The older I get, the more I realize that love is usually quiet.
Checking to see if you got home safely.
Save you last slice.
Remember the little things you forgot.
And no one makes quieter love than a mother.
I thought my mother was very worried.
Now I realize that she was just carrying love in its heaviest form.
When I was a kid, I thought moms existed to embarrass you in front of your friends and ask the impossible question, “Why is there only one shoe in the hallway?” But growing up meant realizing how invisible they were doing the whole time.
Mother remembers everything. Doctor’s appointment. Permission slip. What food did I dislike this month? He heard a cough from upstairs and suddenly an anxious ninja appeared at the door like cough syrup and unsolicited advice.
And here’s the thing no one tells you: Moms don’t stop being moms when you’re an adult. They just update the software.
At 10They are concerned if you make friends at school.
At 25They are concerned if you are eating vegetables.
At 35They are concerned because you sound “a little tired” on the phone for 0.4 seconds
It never stops.
I once asked my mother why she was still so worried about me.
She said, “Because once you love someone so deeply, your brain never shuts off.”
And honestly? That sentence has followed me ever since.
So today is for mothers.
biological mothers. step mother grandma Older sisters who became second mothers. Women who raised people while silently carrying their own world.
You have created more life than you will ever fully realize.
I hope your Sunday feels warm, your coffee is hot, and someone you love contacts you today.
Today, we celebrate…
mother’s day
Today is mother’s day. Women who have somehow become therapists, chefs, chauffeurs, financial advisors and FBI-level investigators the second we say “nothing is wrong.”
Mothers have this uncanny ability to hear attitudes through text messages. They can detect hunger from three rooms and somehow know when you’re lying down with a simple “I’m fine.” Honestly? CIA recruiters should just start interviewing moms.

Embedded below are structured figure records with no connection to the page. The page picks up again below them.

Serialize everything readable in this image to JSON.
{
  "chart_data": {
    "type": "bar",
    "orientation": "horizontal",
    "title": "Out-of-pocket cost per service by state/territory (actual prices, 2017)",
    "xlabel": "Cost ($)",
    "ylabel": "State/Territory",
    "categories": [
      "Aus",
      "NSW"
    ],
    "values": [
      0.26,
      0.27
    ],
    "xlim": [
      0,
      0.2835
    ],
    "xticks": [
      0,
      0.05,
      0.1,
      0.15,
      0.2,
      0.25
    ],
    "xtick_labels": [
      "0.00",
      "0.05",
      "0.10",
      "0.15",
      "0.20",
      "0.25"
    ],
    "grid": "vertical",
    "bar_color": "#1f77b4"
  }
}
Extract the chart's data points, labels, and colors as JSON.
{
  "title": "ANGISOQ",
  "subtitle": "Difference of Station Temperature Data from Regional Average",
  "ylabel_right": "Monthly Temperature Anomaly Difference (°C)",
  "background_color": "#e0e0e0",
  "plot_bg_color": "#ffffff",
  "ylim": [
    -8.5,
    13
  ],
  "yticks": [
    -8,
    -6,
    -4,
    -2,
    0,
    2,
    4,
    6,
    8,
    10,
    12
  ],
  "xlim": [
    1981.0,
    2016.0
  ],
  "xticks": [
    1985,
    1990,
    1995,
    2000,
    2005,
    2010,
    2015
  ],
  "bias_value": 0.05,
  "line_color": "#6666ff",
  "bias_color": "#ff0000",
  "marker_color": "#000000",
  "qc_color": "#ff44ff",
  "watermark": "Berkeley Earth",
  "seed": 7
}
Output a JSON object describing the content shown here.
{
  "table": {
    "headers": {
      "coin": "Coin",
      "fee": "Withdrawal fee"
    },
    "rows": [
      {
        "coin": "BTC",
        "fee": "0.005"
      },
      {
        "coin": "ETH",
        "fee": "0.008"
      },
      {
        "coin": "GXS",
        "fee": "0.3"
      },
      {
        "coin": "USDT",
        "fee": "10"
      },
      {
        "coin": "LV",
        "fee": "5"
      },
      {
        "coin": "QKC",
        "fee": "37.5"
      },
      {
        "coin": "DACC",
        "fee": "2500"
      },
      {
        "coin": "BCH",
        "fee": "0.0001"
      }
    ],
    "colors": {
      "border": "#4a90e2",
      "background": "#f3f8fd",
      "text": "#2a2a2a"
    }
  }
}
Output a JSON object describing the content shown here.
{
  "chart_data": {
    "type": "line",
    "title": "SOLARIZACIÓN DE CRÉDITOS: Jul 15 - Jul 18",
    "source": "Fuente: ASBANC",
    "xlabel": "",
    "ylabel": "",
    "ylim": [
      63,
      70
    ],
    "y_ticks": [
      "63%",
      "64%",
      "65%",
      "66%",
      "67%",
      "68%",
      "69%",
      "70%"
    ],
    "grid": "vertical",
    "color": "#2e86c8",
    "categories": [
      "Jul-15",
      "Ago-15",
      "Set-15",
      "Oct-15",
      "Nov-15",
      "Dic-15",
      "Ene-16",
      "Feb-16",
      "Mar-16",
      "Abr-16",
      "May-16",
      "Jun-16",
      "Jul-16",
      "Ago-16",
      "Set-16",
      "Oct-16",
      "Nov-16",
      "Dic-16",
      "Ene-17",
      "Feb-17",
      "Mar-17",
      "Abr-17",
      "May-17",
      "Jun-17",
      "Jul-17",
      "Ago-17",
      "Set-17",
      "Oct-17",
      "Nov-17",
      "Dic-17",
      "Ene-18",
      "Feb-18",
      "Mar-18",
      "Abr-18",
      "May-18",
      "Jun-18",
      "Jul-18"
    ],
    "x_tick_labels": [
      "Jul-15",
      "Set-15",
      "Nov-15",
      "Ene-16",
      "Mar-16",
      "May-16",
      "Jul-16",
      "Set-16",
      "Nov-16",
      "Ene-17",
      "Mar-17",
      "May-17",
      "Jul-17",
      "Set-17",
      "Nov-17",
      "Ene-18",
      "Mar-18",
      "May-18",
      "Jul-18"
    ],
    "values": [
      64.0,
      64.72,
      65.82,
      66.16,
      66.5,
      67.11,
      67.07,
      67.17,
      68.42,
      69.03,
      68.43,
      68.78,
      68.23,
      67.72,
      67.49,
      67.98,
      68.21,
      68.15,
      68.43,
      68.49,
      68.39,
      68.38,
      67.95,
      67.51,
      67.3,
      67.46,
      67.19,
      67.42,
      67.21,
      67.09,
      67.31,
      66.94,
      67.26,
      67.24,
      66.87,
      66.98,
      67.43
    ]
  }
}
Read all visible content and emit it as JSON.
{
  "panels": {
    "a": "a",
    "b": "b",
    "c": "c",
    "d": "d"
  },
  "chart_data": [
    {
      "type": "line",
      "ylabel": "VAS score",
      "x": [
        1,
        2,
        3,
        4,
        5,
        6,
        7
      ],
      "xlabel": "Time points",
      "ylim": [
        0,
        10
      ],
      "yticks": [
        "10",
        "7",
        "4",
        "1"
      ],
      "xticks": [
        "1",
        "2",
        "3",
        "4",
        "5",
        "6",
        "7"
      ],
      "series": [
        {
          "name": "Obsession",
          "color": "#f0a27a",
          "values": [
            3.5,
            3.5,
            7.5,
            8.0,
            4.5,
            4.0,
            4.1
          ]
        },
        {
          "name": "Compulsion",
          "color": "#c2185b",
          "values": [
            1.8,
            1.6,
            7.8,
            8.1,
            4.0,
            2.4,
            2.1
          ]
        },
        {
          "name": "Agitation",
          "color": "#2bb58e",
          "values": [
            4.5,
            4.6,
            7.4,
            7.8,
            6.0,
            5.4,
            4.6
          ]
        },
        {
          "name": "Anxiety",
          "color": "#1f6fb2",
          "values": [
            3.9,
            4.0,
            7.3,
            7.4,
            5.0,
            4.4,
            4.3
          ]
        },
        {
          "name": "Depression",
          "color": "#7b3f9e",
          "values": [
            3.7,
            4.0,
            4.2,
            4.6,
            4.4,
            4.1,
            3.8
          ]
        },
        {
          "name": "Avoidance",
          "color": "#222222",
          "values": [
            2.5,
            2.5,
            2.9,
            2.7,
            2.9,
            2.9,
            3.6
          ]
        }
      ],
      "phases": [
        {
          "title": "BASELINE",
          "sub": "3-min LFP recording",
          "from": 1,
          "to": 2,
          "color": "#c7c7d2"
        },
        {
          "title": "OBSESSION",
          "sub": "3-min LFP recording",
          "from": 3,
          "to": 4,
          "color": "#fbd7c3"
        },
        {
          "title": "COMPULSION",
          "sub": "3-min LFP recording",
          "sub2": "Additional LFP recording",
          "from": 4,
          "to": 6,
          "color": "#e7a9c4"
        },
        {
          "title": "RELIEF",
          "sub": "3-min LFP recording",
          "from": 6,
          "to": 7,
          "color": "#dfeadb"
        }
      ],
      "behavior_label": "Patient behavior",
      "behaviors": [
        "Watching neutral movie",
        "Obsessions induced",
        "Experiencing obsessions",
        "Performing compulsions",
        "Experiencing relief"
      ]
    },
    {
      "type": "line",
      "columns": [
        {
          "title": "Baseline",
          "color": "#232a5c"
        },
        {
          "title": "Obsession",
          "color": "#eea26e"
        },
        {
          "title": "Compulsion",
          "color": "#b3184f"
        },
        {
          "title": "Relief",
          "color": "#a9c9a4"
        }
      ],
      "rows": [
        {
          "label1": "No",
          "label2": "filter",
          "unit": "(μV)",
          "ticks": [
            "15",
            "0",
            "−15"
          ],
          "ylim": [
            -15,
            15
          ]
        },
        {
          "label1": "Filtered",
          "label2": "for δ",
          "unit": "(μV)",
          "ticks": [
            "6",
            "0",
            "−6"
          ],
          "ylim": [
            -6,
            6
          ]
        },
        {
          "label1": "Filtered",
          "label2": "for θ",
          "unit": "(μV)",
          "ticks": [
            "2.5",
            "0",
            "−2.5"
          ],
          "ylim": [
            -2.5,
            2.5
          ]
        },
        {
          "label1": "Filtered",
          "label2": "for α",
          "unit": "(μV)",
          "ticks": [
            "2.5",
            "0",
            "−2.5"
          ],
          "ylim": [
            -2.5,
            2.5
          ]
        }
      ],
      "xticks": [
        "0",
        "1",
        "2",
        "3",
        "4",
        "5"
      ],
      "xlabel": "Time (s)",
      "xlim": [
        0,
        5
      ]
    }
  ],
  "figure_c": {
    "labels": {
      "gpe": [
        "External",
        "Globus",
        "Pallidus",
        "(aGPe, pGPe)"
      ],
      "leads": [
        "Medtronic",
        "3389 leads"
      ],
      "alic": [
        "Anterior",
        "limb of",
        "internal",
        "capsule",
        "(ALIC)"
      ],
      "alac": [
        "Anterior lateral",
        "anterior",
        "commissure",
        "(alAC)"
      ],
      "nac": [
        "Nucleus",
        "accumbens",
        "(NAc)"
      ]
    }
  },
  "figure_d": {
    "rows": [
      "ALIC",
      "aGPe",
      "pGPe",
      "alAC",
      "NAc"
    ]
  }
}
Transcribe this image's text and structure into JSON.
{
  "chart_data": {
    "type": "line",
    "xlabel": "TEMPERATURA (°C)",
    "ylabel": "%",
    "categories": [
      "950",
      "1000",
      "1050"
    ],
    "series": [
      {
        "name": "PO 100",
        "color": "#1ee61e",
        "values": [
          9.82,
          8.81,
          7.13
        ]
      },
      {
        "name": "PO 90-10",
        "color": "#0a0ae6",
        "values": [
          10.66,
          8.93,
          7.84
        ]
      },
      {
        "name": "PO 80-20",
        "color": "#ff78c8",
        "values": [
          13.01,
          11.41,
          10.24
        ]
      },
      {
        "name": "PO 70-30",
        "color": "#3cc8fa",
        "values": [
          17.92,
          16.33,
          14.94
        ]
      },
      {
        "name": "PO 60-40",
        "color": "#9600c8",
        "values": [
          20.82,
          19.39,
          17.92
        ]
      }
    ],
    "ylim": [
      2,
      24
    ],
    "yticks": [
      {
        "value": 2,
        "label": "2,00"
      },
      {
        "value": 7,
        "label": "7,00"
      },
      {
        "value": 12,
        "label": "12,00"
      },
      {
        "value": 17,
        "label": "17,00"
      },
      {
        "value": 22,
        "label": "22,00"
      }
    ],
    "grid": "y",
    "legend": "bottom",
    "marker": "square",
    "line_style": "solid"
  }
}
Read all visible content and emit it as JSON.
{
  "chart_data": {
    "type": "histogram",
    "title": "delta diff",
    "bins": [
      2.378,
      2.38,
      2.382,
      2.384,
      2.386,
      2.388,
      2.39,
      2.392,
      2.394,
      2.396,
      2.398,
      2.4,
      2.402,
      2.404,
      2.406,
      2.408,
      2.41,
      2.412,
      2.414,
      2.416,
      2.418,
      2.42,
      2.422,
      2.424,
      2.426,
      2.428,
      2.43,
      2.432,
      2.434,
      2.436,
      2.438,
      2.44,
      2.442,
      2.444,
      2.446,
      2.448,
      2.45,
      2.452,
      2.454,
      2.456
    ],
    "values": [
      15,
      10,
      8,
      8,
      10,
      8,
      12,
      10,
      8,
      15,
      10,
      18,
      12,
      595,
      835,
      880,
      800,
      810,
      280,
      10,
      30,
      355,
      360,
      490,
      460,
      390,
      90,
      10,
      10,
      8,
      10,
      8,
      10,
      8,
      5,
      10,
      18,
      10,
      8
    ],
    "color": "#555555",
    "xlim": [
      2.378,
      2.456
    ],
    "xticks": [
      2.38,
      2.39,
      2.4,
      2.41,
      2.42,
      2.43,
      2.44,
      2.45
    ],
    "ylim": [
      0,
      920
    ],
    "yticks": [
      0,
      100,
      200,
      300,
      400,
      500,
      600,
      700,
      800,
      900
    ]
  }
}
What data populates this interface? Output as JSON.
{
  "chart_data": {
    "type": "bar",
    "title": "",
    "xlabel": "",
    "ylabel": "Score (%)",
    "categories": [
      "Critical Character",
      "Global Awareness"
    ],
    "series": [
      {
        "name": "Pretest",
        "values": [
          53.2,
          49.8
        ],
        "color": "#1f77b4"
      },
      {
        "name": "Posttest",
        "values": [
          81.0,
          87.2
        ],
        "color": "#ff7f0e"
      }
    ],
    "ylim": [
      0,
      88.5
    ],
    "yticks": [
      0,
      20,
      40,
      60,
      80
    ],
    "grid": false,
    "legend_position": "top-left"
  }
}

And the wild part? Most of them have spent years feeding us the last slice of pizza and pretending they “weren’t hungry anyway.” This is love. That is the sacrifice. It is also psychological warfare.
So call your mother. Text him. hug him Or at the very least, stop explaining to him how to reset the Wi-Fi every Sunday.
Tell your mother you love her. seriously He already knows… but he still wants to hear.